L’Institut Pasteur insiste sur un point trop souvent oublié : contrairement à un virus inconnu, la grippe est une famille que la science maîtrise déjà en partie. Des contre-mesures existent. Le risque demeure incertain, mais il n’est pas désarmé. À ce jour, les autorités de santé animale qualifient le risque pandémique de « très faible », ce qui appelle vigilance plutôt que panique.
Décider et investir sans certitude
Reste la question proprement démocratique : comment décider à froid, sous incertitude, d’investir dans une menace qui ne s’est pas matérialisée ? Financer des stocks de vaccins, des laboratoires de surveillance et des plans qui ne serviront peut-être jamais a un coût immédiat et visible, pour un bénéfice futur et hypothétique. C’est précisément le type d’arbitrage que les sociétés peinent à assumer.
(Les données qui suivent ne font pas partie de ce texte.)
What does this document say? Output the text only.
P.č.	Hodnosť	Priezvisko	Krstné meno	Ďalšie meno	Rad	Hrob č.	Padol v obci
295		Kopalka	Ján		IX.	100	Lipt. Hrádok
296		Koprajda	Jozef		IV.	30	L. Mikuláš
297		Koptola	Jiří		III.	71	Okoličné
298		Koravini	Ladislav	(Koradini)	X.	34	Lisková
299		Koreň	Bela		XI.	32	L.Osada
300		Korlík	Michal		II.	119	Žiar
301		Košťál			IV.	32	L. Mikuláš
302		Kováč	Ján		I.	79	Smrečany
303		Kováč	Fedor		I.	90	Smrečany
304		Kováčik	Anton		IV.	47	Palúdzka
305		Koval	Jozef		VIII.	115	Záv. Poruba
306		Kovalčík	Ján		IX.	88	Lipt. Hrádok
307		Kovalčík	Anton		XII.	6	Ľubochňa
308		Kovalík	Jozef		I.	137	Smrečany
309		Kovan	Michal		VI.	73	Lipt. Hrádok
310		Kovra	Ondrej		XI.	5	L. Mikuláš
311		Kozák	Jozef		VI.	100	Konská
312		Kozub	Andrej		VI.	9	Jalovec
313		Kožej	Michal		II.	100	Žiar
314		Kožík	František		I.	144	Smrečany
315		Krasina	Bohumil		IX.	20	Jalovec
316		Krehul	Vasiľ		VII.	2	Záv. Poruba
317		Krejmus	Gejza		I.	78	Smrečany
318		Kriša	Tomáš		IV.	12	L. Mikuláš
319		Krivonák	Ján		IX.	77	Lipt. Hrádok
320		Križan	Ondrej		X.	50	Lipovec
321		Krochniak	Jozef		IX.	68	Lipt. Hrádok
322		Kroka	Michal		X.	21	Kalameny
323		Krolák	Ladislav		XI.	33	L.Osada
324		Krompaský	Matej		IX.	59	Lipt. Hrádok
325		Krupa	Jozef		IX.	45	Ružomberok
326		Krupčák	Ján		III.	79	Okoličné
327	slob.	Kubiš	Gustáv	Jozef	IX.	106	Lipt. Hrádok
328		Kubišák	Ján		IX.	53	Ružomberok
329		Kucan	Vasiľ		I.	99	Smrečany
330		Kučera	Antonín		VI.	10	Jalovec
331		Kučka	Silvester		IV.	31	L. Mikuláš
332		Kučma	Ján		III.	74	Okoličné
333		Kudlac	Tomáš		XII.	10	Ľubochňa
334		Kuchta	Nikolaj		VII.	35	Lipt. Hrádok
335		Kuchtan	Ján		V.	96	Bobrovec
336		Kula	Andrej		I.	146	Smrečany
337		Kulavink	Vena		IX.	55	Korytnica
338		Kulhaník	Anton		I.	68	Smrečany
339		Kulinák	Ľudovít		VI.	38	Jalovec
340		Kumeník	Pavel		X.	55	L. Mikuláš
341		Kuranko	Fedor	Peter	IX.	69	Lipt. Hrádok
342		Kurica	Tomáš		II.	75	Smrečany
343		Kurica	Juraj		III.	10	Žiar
L’expérience récente devrait pourtant nous instruire : l’impréparation coûte infiniment plus cher que la prévention. La grippe aviaire H5N1 offre, en ce sens, un cas d’école. Refuser le catastrophisme ne doit pas conduire au déni, ni l’inverse. Préparer collectivement la réponse à un événement incertain, sans le surjouer ni le nier, est l’une des épreuves les plus exigeantes pour une démocratie. C’est là que la rigueur scientifique et la décision politique doivent se rencontrer, à temps.